Wednesday, October 10, 2012

                   
          Garcillano vs House of Representatives
       GR 170338, December 23, 2008



Facts:

    These are two (2) consolidated cases regarding the tapes ostensibly containing a wire tapped conversation purportedly between the President of the Philippines and a high-ranking official of the Commission on Elections (COMELEC). The tapes, notoriously referred to as the “Hello Garci” tapes, allegedly contained the President’s instructions to COMELEC Commissioner Virgilio Garcillano to manipulate in her favor results of the 2004 presidential elections. These recordings were to become the subject of heated legislative hearings conducted separately by committees of both House of Congress.

    Petitioner in GR 170338,Virgilio Garcillano, filed a petition to restrain the House Committees from using the tape recordings of the “illegally obtained” wiretap led conversations in their committee reports and for any purpose and be ordered that the said recordings be stricken off the records of the inquiry, and that respondent house committees desist from further using the recordings in any of the House proceedings.
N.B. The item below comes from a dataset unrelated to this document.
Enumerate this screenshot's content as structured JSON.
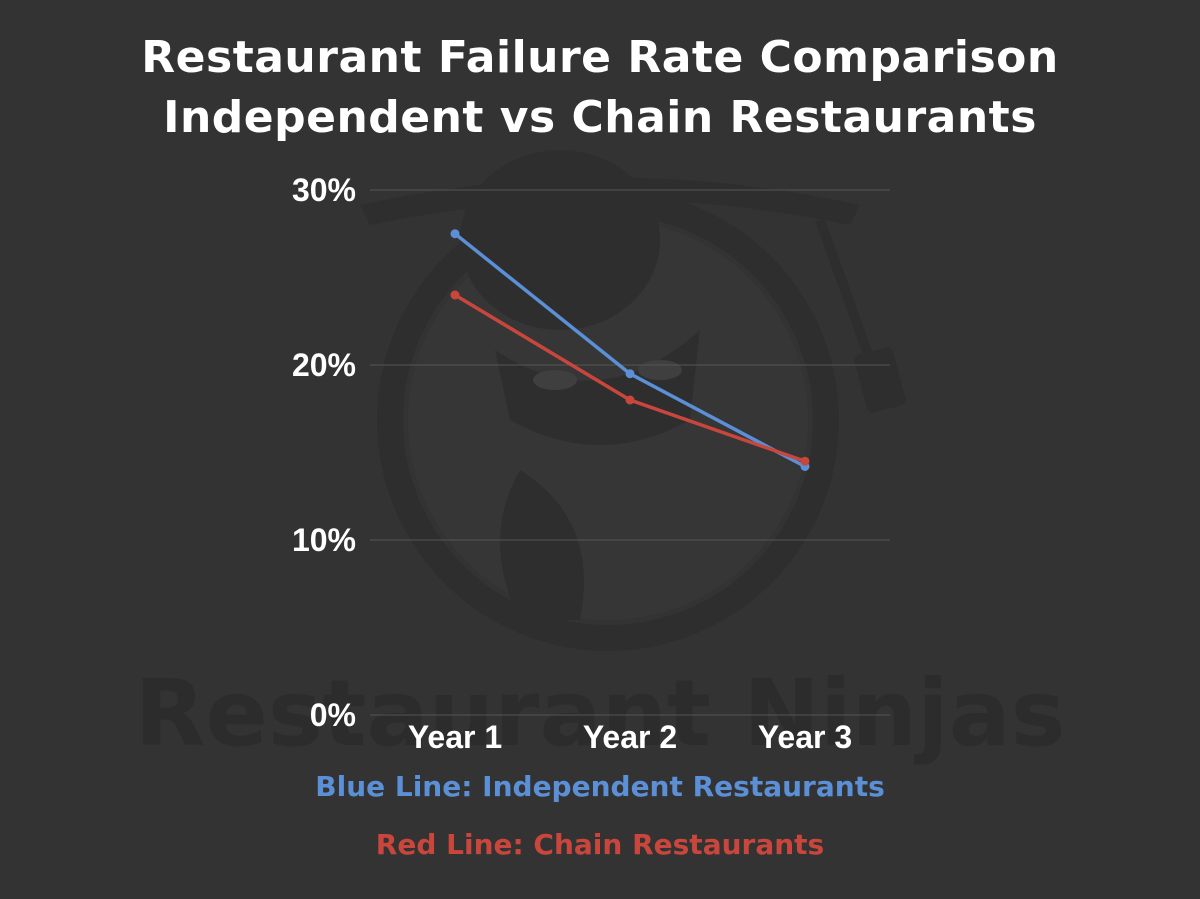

    Petitioners in GR 179275, both retired justices in the CA, filed a petition seeking to bar the Senate from conducting its scheduled legislative inquiry, arguing that the inquiry violates RA 4200 and the Constitutional mandate regarding the publication of its rules of procedure in the conduct of inquiries in aid of legislation.

   Respondents in this particular case justified their non-observance of the constitutional mandate by arguing that the rules have never been amended since 1995 and despite that, they are published in booklet form available to anyone for free and accessible to the public at the Senate’s Internet web page.

Issue:

     Whether or not publication, in the Internet and in pamphlet form, of the Senate Rules of Procedure is deemed valid as publication mandated by the Constitution.

Held:

     Absence of any amendment to the rules cannot justify the Senate’s defiance of the clear and unambiguous language of Section 21, Article VI of the Constitution. The organic law instructs, without more, that the Senate or it’s committees may conduct inquiries in aid of legislation only in accordance with duly published rules of procedure, and does not make any distinction whether or not these rules have undergone amendments or revisions. The constitutional mandate to publish the said rules prevails over any custom, practice, or tradition followed by the Senate.

    The invocation by the respondents of the provisions of RA 8792 or the E-Commerce Act of 2000, to support their claim of valid publication through the Internet is all the more incorrect. RA 8792 considers an electronic data message or an electronic document only for evidentiary purposes. The law merely recognizes the admissibility in evidence (for being original) of electronic data messages and/or electronic documents. It does not make the Internet a medium for publishing laws, rules and regulations.

     Given this discussion, the respondent Senate Committees, therefore, could not, in violation of the Constitution, use its unpublished rules in the legislative inquiry subject of these consolidated cases. The conduct of inquiries in aid of legislation by the Senate has to be deferred until it shall have caused the publication of the rules, because it can do so only “in accordance with its duly published rules of procedure.”

      Petition in GR 170338 is dismissed and petition in GR 179275 is granted.